I know that every finite subgroup of $\Bbb C^*$ is cyclic. But I am doubtful about above statement. Please clarify my doubt. If $\Bbb C^*$ has infinite proper subgroup then it will not be cyclic. But I don't have any example. Please correct me if I am wrong.
No. Let $\mathbb{R}^{\ast}$ be the subgroup of nonzero real number under multiplication. This subgroup is not cyclic because it is uncountable.
Like pisco125's answer, the subgroup $\{z \in \mathbb{C} \ : \ |z| = 1 \}$ cannot be cyclic since it's uncountable. But there's even a countable subgroup of this subgroup that is not cyclic.
Consider $H = \{z \in \mathbb{C} \ : \ |z| = 1 \text{ and } z^n = 1 \text{ for some }n \in \mathbb{Z}^+\}$. One can verify this is indeed a subgroup: if $w_1^k = 1$ and $w_2^m = 1$, then $(w_1w_2)^{km} = 1$. Checking for inverses is similarly easy.
However, no $w \in H$ can generate. For any $w \in H$, we'll have $w^n = 1$ for some $n \implies w$ can only generate $n$ distinct elements of $H$.

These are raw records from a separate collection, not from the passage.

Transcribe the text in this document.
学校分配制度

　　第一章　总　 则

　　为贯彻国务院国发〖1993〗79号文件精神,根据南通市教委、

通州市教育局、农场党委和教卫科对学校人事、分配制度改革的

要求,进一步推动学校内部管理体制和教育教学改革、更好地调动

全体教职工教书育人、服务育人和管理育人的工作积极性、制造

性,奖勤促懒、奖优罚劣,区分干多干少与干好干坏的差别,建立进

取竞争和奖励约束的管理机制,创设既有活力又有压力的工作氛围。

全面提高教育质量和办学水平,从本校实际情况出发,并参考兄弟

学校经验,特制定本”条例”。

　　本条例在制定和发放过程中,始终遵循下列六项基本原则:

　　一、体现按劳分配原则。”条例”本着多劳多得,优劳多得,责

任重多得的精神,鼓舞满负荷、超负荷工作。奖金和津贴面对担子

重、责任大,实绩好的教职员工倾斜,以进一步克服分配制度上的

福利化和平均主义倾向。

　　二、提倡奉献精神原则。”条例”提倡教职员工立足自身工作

Others have already given the easiest examples of noncyclic subgroups of $\mathbb{C}^{\times}$.
In fact, by "polar coordinates" we have
$\mathbb{C}^{\times} \cong \mathbb{R}^{>0} \times S^1$
Each of $\mathbb{R}^{> 0}$ and $S^1$ are uncountable, hence very far from cyclic.
The point of my answer is to record my first thought upon seeing the question:
Surely every commutative group in which all proper subgroups are cyclic must be countable.

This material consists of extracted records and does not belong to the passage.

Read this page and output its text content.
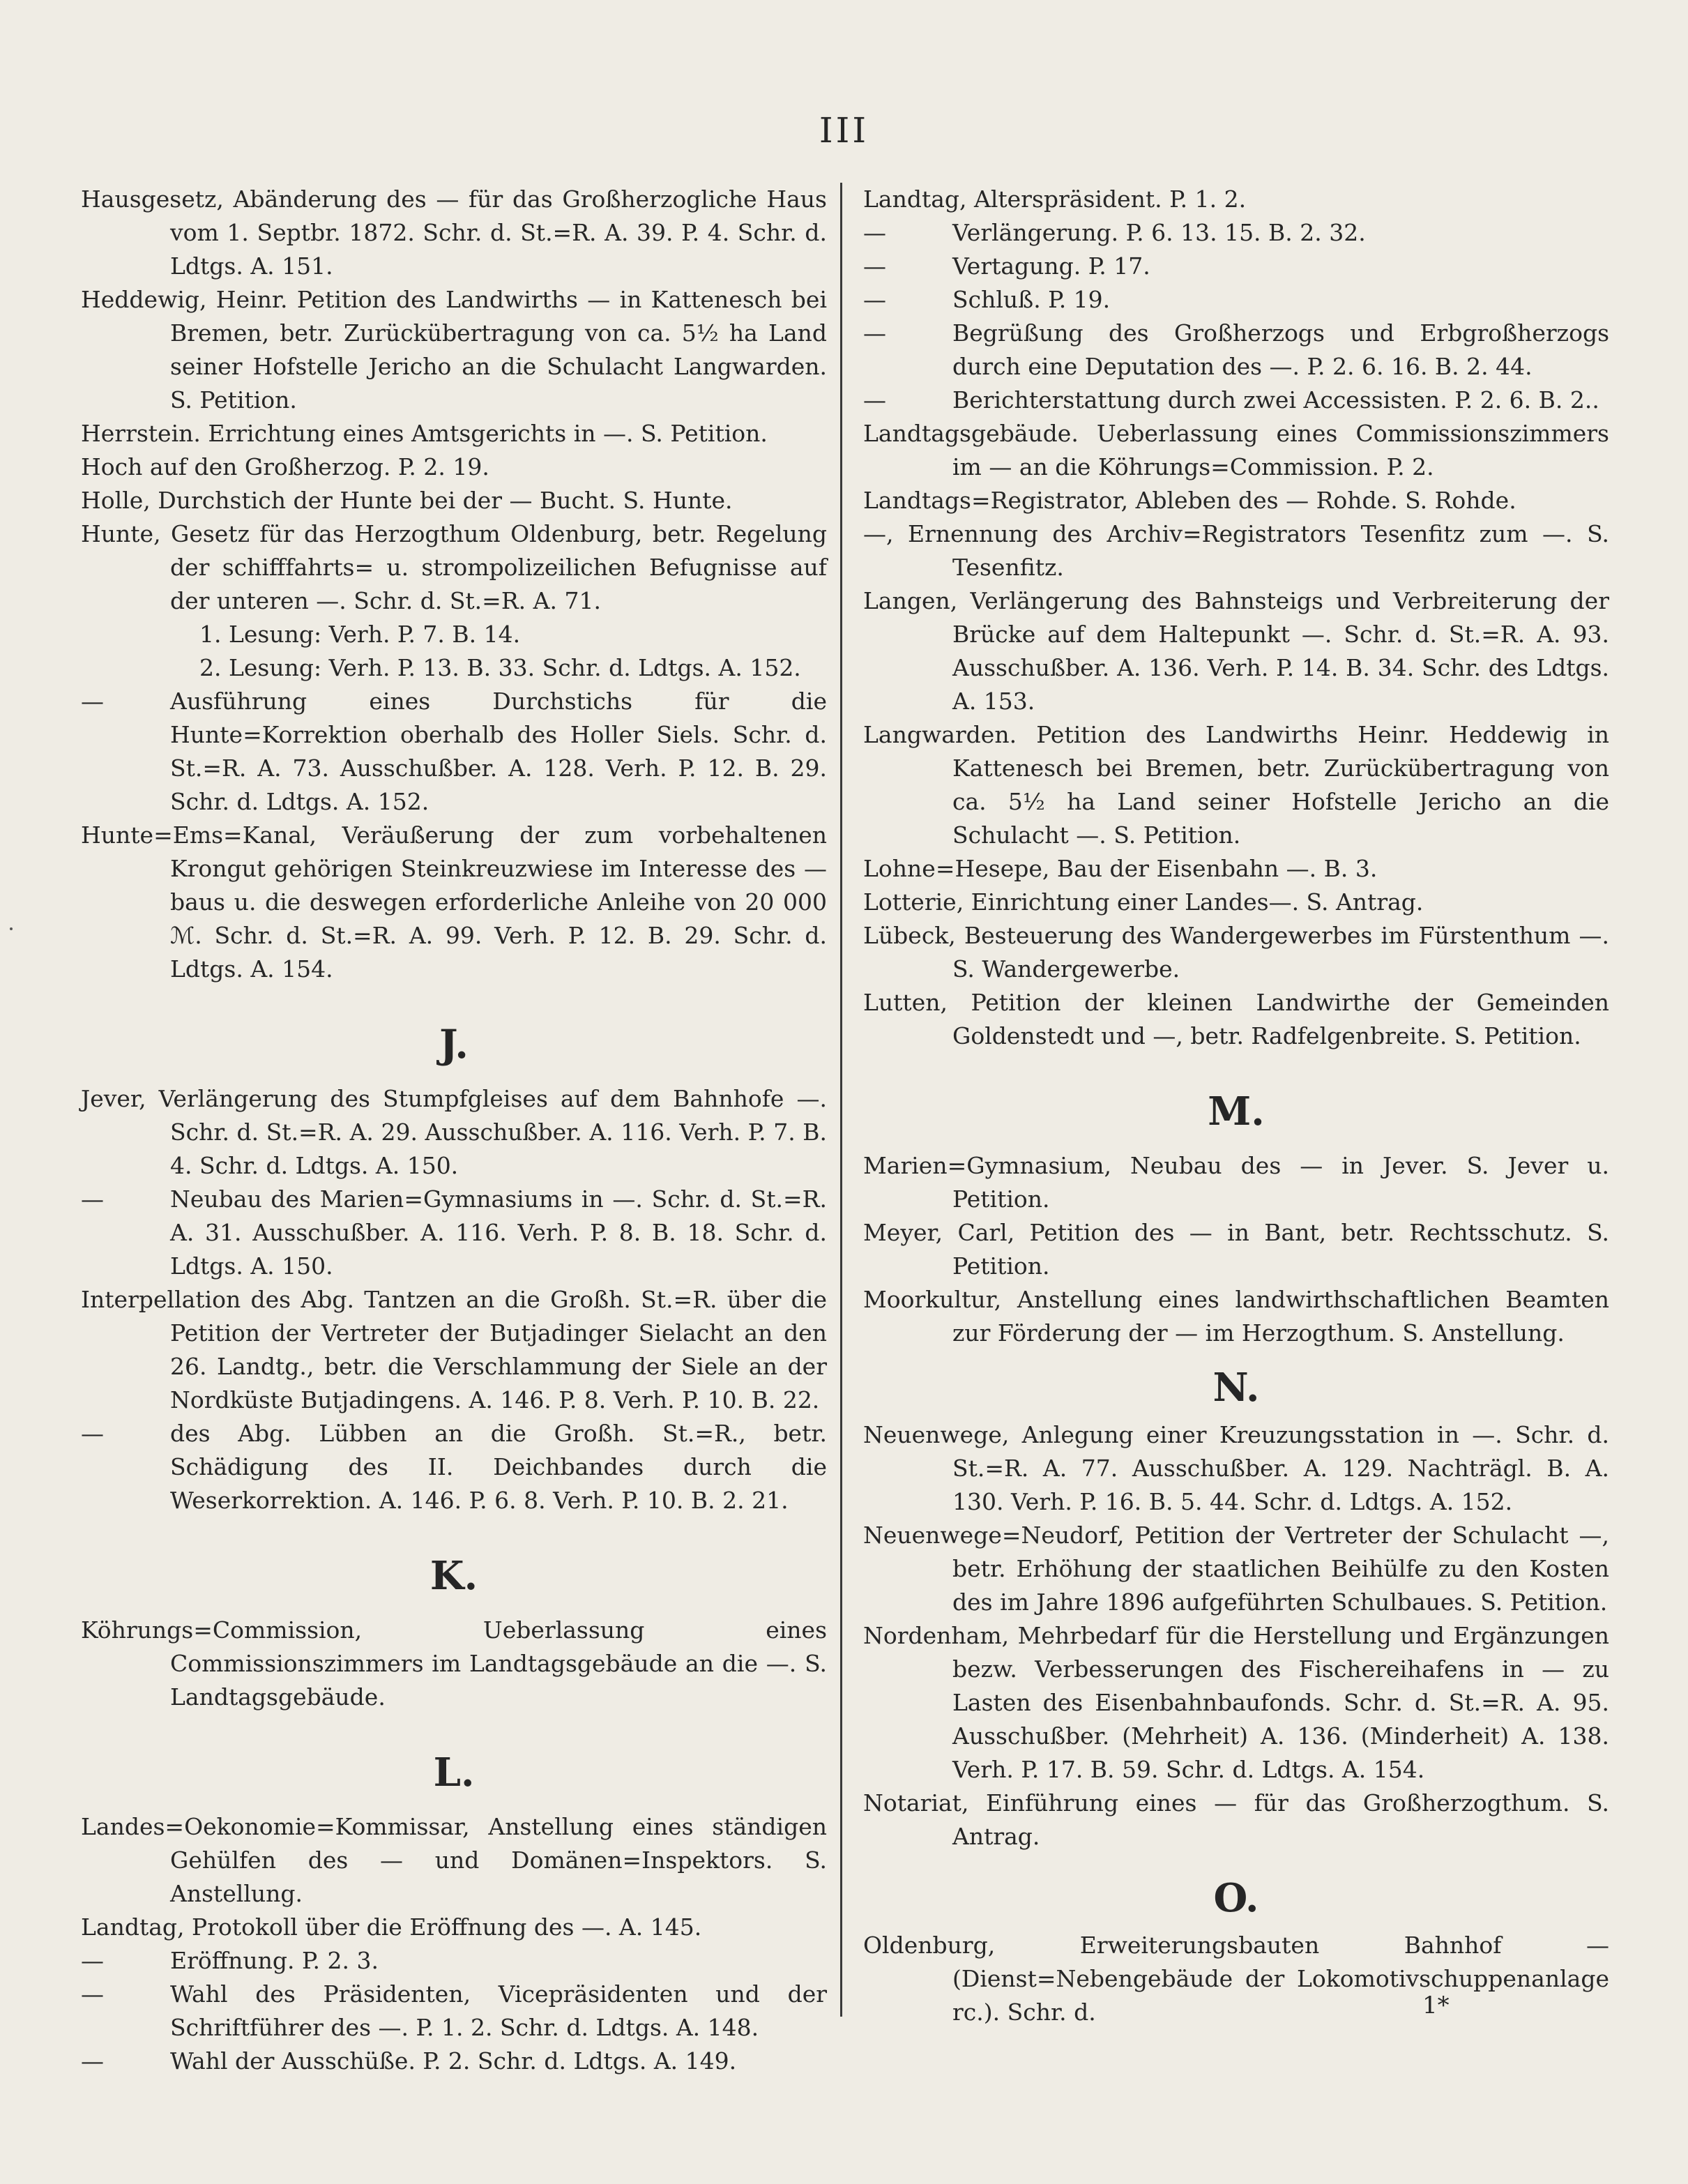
III

Hausgesetz, Abänderung des — für das Großherzogliche Haus vom 1. Septbr. 1872. Schr. d. St.=R. A. 39. P. 4. Schr. d. Ldtgs. A. 151.

Heddewig, Heinr. Petition des Landwirths — in Kattenesch bei Bremen, betr. Zurückübertragung von ca. 5½ ha Land seiner Hofstelle Jericho an die Schulacht Langwarden. S. Petition.

Herrstein. Errichtung eines Amtsgerichts in —. S. Petition.

Hoch auf den Großherzog. P. 2. 19.

Holle, Durchstich der Hunte bei der — Bucht. S. Hunte.

Hunte, Gesetz für das Herzogthum Oldenburg, betr. Regelung der schifffahrts= u. strompolizeilichen Befugnisse auf der unteren —. Schr. d. St.=R. A. 71.

1. Lesung: Verh. P. 7. B. 14.

2. Lesung: Verh. P. 13. B. 33. Schr. d. Ldtgs. A. 152.

—	Ausführung eines Durchstichs für die Hunte=Korrektion oberhalb des Holler Siels. Schr. d. St.=R. A. 73. Ausschußber. A. 128. Verh. P. 12. B. 29. Schr. d. Ldtgs. A. 152.

Hunte=Ems=Kanal, Veräußerung der zum vorbehaltenen Krongut gehörigen Steinkreuzwiese im Interesse des —baus u. die deswegen erforderliche Anleihe von 20 000 ℳ. Schr. d. St.=R. A. 99. Verh. P. 12. B. 29. Schr. d. Ldtgs. A. 154.

J.

Jever, Verlängerung des Stumpfgleises auf dem Bahnhofe —. Schr. d. St.=R. A. 29. Ausschußber. A. 116. Verh. P. 7. B. 4. Schr. d. Ldtgs. A. 150.

—	Neubau des Marien=Gymnasiums in —. Schr. d. St.=R. A. 31. Ausschußber. A. 116. Verh. P. 8. B. 18. Schr. d. Ldtgs. A. 150.

Interpellation des Abg. Tantzen an die Großh. St.=R. über die Petition der Vertreter der Butjadinger Sielacht an den 26. Landtg., betr. die Verschlammung der Siele an der Nordküste Butjadingens. A. 146. P. 8. Verh. P. 10. B. 22.

—	des Abg. Lübben an die Großh. St.=R., betr. Schädigung des II. Deichbandes durch die Weserkorrektion. A. 146. P. 6. 8. Verh. P. 10. B. 2. 21.

K.

Köhrungs=Commission, Ueberlassung eines Commissionszimmers im Landtagsgebäude an die —. S. Landtagsgebäude.

L.

Landes=Oekonomie=Kommissar, Anstellung eines ständigen Gehülfen des — und Domänen=Inspektors. S. Anstellung.

Landtag, Protokoll über die Eröffnung des —. A. 145.

—	Eröffnung. P. 2. 3.

—	Wahl des Präsidenten, Vicepräsidenten und der Schriftführer des —. P. 1. 2. Schr. d. Ldtgs. A. 148.

—	Wahl der Ausschüße. P. 2. Schr. d. Ldtgs. A. 149.

Landtag, Alterspräsident. P. 1. 2.

—	Verlängerung. P. 6. 13. 15. B. 2. 32.

—	Vertagung. P. 17.

—	Schluß. P. 19.

—	Begrüßung des Großherzogs und Erbgroßherzogs durch eine Deputation des —. P. 2. 6. 16. B. 2. 44.

—	Berichterstattung durch zwei Accessisten. P. 2. 6. B. 2..

Landtagsgebäude. Ueberlassung eines Commissionszimmers im — an die Köhrungs=Commission. P. 2.

Landtags=Registrator, Ableben des — Rohde. S. Rohde.

—, Ernennung des Archiv=Registrators Tesenfitz zum —. S. Tesenfitz.

Langen, Verlängerung des Bahnsteigs und Verbreiterung der Brücke auf dem Haltepunkt —. Schr. d. St.=R. A. 93. Ausschußber. A. 136. Verh. P. 14. B. 34. Schr. des Ldtgs. A. 153.

Langwarden. Petition des Landwirths Heinr. Heddewig in Kattenesch bei Bremen, betr. Zurückübertragung von ca. 5½ ha Land seiner Hofstelle Jericho an die Schulacht —. S. Petition.

Lohne=Hesepe, Bau der Eisenbahn —. B. 3.

Lotterie, Einrichtung einer Landes—. S. Antrag.

Lübeck, Besteuerung des Wandergewerbes im Fürstenthum —. S. Wandergewerbe.

Lutten, Petition der kleinen Landwirthe der Gemeinden Goldenstedt und —, betr. Radfelgenbreite. S. Petition.

M.

Marien=Gymnasium, Neubau des — in Jever. S. Jever u. Petition.

Meyer, Carl, Petition des — in Bant, betr. Rechtsschutz. S. Petition.

Moorkultur, Anstellung eines landwirthschaftlichen Beamten zur Förderung der — im Herzogthum. S. Anstellung.

N.

Neuenwege, Anlegung einer Kreuzungsstation in —. Schr. d. St.=R. A. 77. Ausschußber. A. 129. Nachträgl. B. A. 130. Verh. P. 16. B. 5. 44. Schr. d. Ldtgs. A. 152.

Neuenwege=Neudorf, Petition der Vertreter der Schulacht —, betr. Erhöhung der staatlichen Beihülfe zu den Kosten des im Jahre 1896 aufgeführten Schulbaues. S. Petition.

Nordenham, Mehrbedarf für die Herstellung und Ergänzungen bezw. Verbesserungen des Fischereihafens in — zu Lasten des Eisenbahnbaufonds. Schr. d. St.=R. A. 95. Ausschußber. (Mehrheit) A. 136. (Minderheit) A. 138. Verh. P. 17. B. 59. Schr. d. Ldtgs. A. 154.

Notariat, Einführung eines — für das Großherzogthum. S. Antrag.

O.

Oldenburg, Erweiterungsbauten Bahnhof — (Dienst=Nebengebäude der Lokomotivschuppenanlage rc.). Schr. d.	1*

A little checking confirms that this is true. In the paper
Xu, Maoqian(PRC-GDUT-TM) Groups whose proper subgroups are Baer groups. (English summary) A Chinese summary appears in Acta Math. Sinica 40 (1997), no. 1, 154. Acta Math. Sinica (N.S.) 12 (1996), no. 1, 10–17.
(it is freely available online, though I couldn't find a link that works directly)
I found
Lemma 2.1: A commutative group in which every pair of proper subgroups generates a proper subgroup is either a cyclic $p$-group or a quasi-cyclic group -- a.k.a. a Prüfer $p$-group.

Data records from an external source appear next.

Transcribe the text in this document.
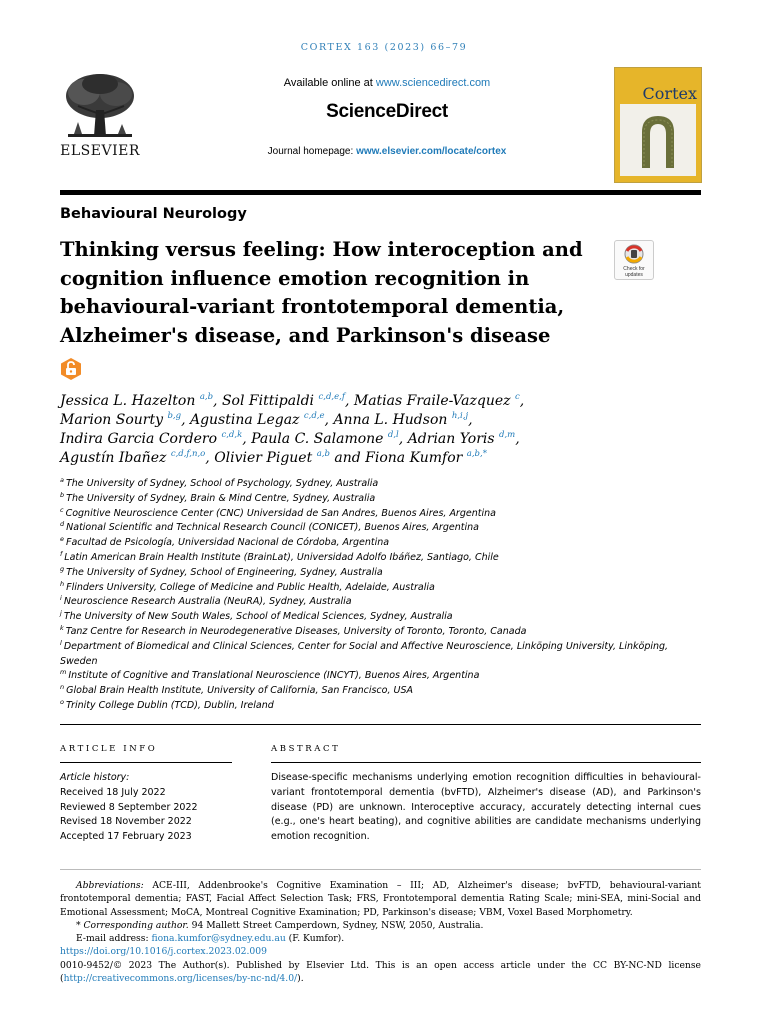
CORTEX 163 (2023) 66–79
ELSEVIER
Available online at www.sciencedirect.com
ScienceDirect
Journal homepage: www.elsevier.com/locate/cortex
Cortex
Behavioural Neurology
Thinking versus feeling: How interoception and
cognition influence emotion recognition in
behavioural-variant frontotemporal dementia,
Alzheimer's disease, and Parkinson's disease
Check for
updates
Jessica L. Hazelton $^{a,b}$, Sol Fittipaldi $^{c,d,e,f}$, Matias Fraile-Vazquez $^c$,
Marion Sourty $^{b,g}$, Agustina Legaz $^{c,d,e}$, Anna L. Hudson $^{h,i,j}$,
Indira Garcia Cordero $^{c,d,k}$, Paula C. Salamone $^{d,l}$, Adrian Yoris $^{d,m}$,
Agustín Ibañez $^{c,d,f,n,o}$, Olivier Piguet $^{a,b}$ and Fiona Kumfor $^{a,b,*}$
$^a$ The University of Sydney, School of Psychology, Sydney, Australia
$^b$ The University of Sydney, Brain & Mind Centre, Sydney, Australia
$^c$ Cognitive Neuroscience Center (CNC) Universidad de San Andres, Buenos Aires, Argentina
$^d$ National Scientific and Technical Research Council (CONICET), Buenos Aires, Argentina
$^e$ Facultad de Psicología, Universidad Nacional de Córdoba, Argentina
$^f$ Latin American Brain Health Institute (BrainLat), Universidad Adolfo Ibáñez, Santiago, Chile
$^g$ The University of Sydney, School of Engineering, Sydney, Australia
$^h$ Flinders University, College of Medicine and Public Health, Adelaide, Australia
$^i$ Neuroscience Research Australia (NeuRA), Sydney, Australia
$^j$ The University of New South Wales, School of Medical Sciences, Sydney, Australia
$^k$ Tanz Centre for Research in Neurodegenerative Diseases, University of Toronto, Toronto, Canada
$^l$ Department of Biomedical and Clinical Sciences, Center for Social and Affective Neuroscience, Linköping University, Linköping, Sweden
$^m$ Institute of Cognitive and Translational Neuroscience (INCYT), Buenos Aires, Argentina
$^n$ Global Brain Health Institute, University of California, San Francisco, USA
$^o$ Trinity College Dublin (TCD), Dublin, Ireland
ARTICLE INFO	ABSTRACT
Article history:
Received 18 July 2022
Reviewed 8 September 2022
Revised 18 November 2022
Accepted 17 February 2023
Disease-specific mechanisms underlying emotion recognition difficulties in behavioural-variant frontotemporal dementia (bvFTD), Alzheimer's disease (AD), and Parkinson's disease (PD) are unknown. Interoceptive accuracy, accurately detecting internal cues (e.g., one's heart beating), and cognitive abilities are candidate mechanisms underlying emotion recognition.
Abbreviations: ACE-III, Addenbrooke's Cognitive Examination – III; AD, Alzheimer's disease; bvFTD, behavioural-variant frontotemporal dementia; FAST, Facial Affect Selection Task; FRS, Frontotemporal dementia Rating Scale; mini-SEA, mini-Social and Emotional Assessment; MoCA, Montreal Cognitive Examination; PD, Parkinson's disease; VBM, Voxel Based Morphometry.
* Corresponding author. 94 Mallett Street Camperdown, Sydney, NSW, 2050, Australia.
E-mail address: fiona.kumfor@sydney.edu.au (F. Kumfor).
https://doi.org/10.1016/j.cortex.2023.02.009
0010-9452/© 2023 The Author(s). Published by Elsevier Ltd. This is an open access article under the CC BY-NC-ND license (http://creativecommons.org/licenses/by-nc-nd/4.0/).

Thus in an uncountable commutative group $G$, there is a proper uncountable subgroup -- otherwise every pair of proper subgroups would be countable, thus generate a countable, hence proper subgroup, and $G$ would be a cyclic $p$-group (finite) or a quasi-cyclic group (countably infinite).
However the proof given there refers to Robinson's GTM on group theory (okay) and a 1964 paper of Newman and Wiegold (less okay). I wonder if there is a self-contained, elementary derivation. Note though that it is also tempting to believe that any uncountable group has a proper uncountable subgroup. This was disproved by Shelah: see here.
No, not every proper subgroup of $\Bbb C$ is cyclic. For example, consider the complex numbers with rational real/complex parts, i.e. $G = \{x + iy : (x,y) \in \Bbb Q^2 \setminus \{(0,0)\}\}$.
In fact, $\Bbb C^*$ does have infinite cyclic subgroups. For instance, consider $\{2^n : n \in \Bbb Z\}$.